Summary: Sermons by Father Dave ...
“Now while Paul was waiting for them at Athens, his spirit was provoked within him as he saw that the city was full of idols.” (Acts 17:16)
Ange and I have been to Athens, as I suspect many of you guys have also.
We went for less pious reasons than St Paul. We went as the Australian contingent for the foundation of the International Pankration Federation back in 1996. We went to fight rather than to pray. Even so, we did our best to locate Mars Hill, which was the place where St Paul gave his speech to the Areopagus.
It’s in that general area of the Acropolis, for those who know the region. Even so, we managed to miss it, being more captivated by the Parthenon. Paul of course would not have been captivated by the Parthenon. On the contrary, we are told that he was feeling most upset, when he saw all the evidences of pagan worship in the city.
Most of us who visit Athens today would probably find those ancient religious artefacts to be fascinating. Paul found them disturbing. For him they were not interesting relics of a time long passed, but stunning indicators of a culture that was religiously perverse.
That was a long time ago of course, and St Paul would not find Athens to be quite the same place should he visit it today. Even so, he may well find it equally disturbing.
One of the things that most surprised us about our trip to Athens was the way in which X-rated movies would come on unannounced on free-to-air TV! Well … maybe they were announced, but in Greek. Either way, I don’t know whether St Paul would have been any more comfortable in modern Athens than he was in its 1st century counterpart.
The story of St Paul’s visit to Athens is fascinating from a historical point of view. It is also very significant for students of the New Testament, as I think it is the only time we get any real record of Paul, the ’apostle to the gentiles’, actually preaching to gentiles!
Think about it. Paul’s trademark was that he was the one who carried the gospel of Jesus beyond the confines of Israel and into the rest of the known world. Even so, for the most part, the only people we ever read of Paul speaking to are Jews!
If you go back to the beginning of Acts chapter 17, from which we are reading today, you get a good picture of the way Paul normally operated.
“When they had passed through Amphipolis and Apollonia, they came to Thesssalonica, where there was a Jewish synagogue. As his custom was, Paul went into the synagogue, and on three Sabbath days he reasoned with them from the Scriptures, explaining and proving that the Christ had to suffer and rise from the dead.”
This was his custom - to find a local synagogue wherever he went.
Mind you, in Acts 16, when he travelled to Philippi, there was no synagogue, so we’re told that on the Sabbath he went to a place by the river, outside the city gate, because this was the place that the local Jews met for prayer.
This was Paul’s pattern. Paul, the apostle to the gentiles, spent most of his time talking to people who were not gentiles - to Jews! Why? I suppose because it was the Jews who were most likely to listen to him. It certainly wasn’t because he didn’t care to speak to the gentiles, because when he gets an invitation, as he does here in Acts 17, to speak to a group of Greek intellectuals, he grabs it with both hands.

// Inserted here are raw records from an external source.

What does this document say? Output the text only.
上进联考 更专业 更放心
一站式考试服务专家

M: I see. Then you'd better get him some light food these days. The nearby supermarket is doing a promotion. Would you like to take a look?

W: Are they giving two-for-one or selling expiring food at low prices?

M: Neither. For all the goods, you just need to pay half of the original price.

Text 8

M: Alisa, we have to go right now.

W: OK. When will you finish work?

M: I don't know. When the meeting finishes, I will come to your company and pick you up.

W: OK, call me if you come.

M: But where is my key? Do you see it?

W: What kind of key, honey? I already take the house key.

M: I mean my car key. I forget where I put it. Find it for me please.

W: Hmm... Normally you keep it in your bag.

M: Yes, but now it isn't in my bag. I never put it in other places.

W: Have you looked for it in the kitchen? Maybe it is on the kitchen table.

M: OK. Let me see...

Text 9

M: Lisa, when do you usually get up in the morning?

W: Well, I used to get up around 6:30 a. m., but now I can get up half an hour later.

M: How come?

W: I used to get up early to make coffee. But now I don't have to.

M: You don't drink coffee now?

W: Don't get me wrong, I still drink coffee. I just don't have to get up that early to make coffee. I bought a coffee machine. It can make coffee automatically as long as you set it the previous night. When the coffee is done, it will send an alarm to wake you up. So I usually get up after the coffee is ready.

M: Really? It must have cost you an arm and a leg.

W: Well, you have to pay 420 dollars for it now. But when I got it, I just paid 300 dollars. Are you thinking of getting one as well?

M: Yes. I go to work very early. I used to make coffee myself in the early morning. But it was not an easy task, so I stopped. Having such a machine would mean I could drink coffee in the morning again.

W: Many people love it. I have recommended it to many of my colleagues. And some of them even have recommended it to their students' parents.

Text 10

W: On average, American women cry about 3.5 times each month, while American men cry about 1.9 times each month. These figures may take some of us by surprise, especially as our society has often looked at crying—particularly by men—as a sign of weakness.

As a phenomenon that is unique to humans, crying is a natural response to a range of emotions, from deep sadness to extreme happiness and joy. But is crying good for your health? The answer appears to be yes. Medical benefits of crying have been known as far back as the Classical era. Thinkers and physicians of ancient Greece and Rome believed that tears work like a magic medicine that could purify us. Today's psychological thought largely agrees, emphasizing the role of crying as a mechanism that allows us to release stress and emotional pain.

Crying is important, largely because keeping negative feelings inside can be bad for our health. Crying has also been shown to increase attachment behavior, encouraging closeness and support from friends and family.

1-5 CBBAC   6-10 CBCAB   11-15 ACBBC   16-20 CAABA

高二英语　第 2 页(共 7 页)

Either way, what we have in Acts chapter 17 is a rather unique account of Paul, the preacher of the Gospel of Jesus, communicating with a group of persons who have never heard of Jesus, nor (quite likely) of Jehovah, his Father.

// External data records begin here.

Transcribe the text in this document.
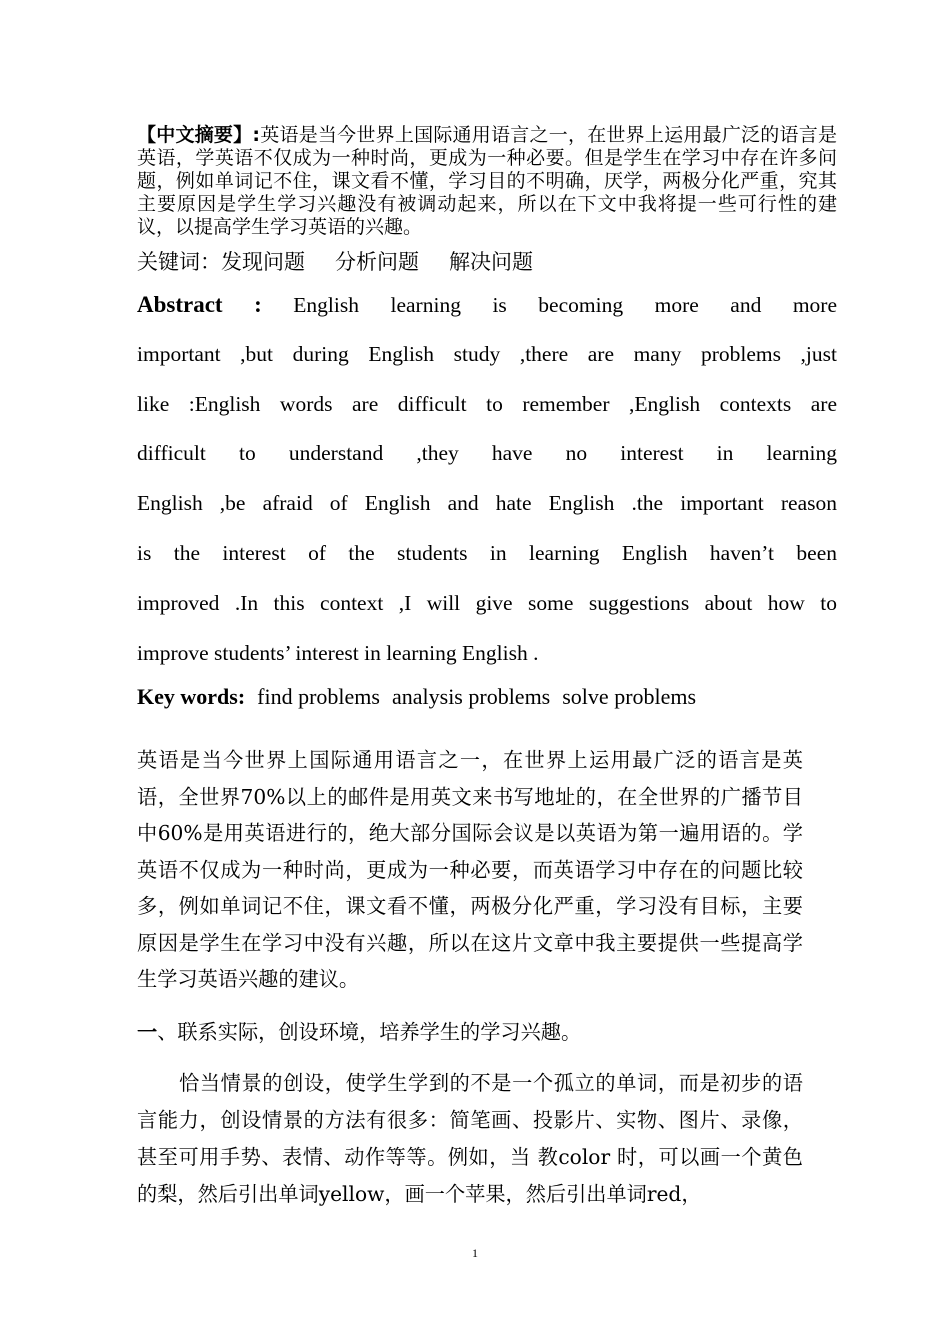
【中文摘要】:英语是当今世界上国际通用语言之一，在世界上运用最广泛的语言是英语，学英语不仅成为一种时尚，更成为一种必要。但是学生在学习中存在许多问题，例如单词记不住，课文看不懂，学习目的不明确，厌学，两极分化严重，究其主要原因是学生学习兴趣没有被调动起来，所以在下文中我将提一些可行性的建议，以提高学生学习英语的兴趣。
关键词：发现问题 分析问题 解决问题
Abstract : English learning is becoming more and more
important ,but during English study ,there are many problems ,just
like :English words are difficult to remember ,English contexts are
difficult to understand ,they have no interest in learning
English ,be afraid of English and hate English .the important reason
is the interest of the students in learning English haven’t been
improved .In this context ,I will give some suggestions about how to
improve students’ interest in learning English .
Key words: find problems analysis problems solve problems
英语是当今世界上国际通用语言之一，在世界上运用最广泛的语言是英语，全世界70%以上的邮件是用英文来书写地址的，在全世界的广播节目中60%是用英语进行的，绝大部分国际会议是以英语为第一遍用语的。学英语不仅成为一种时尚，更成为一种必要，而英语学习中存在的问题比较多，例如单词记不住，课文看不懂，两极分化严重，学习没有目标，主要原因是学生在学习中没有兴趣，所以在这片文章中我主要提供一些提高学生学习英语兴趣的建议。
一、联系实际，创设环境，培养学生的学习兴趣。
恰当情景的创设，使学生学到的不是一个孤立的单词，而是初步的语言能力，创设情景的方法有很多：简笔画、投影片、实物、图片、录像，甚至可用手势、表情、动作等等。例如，当 教color 时，可以画一个黄色的梨，然后引出单词yellow，画一个苹果，然后引出单词red，
1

Unlike Paul’s normal audience, these persons know nothing of the promises made to Abraham. They may never have heard of Abraham. They know nothing of Moses, of the Covenant, of the meaning of the word ’Messiah’ nor of the ancient Jewish hope for the Kingdom of God.
Paul addresses a group of persons who do not share his language (in the broader sense of the word). They are not persons whose mindsets have been developed through immersion in the Hebrew Scriptures. They are persons who, up to this point, would have heard nothing about the life or death of Jesus of Nazareth. To Paul’s mind they are pagans. Even so, they are human beings, and so far as Paul is concerned, they deserve to hear the truth about Jesus the Christ!
Now I’m going to resist the temptation to eulogise at length about what the Greeks believed. If you, like me, are a student of the philosophy of the ancient Greeks, you’ll know that there is an enormous amount that could be said at this point about what the Greeks did actually believe. They might not have embraced the God of Israel, but this wasn’t because they hadn’t been thinking and talking about life and about God.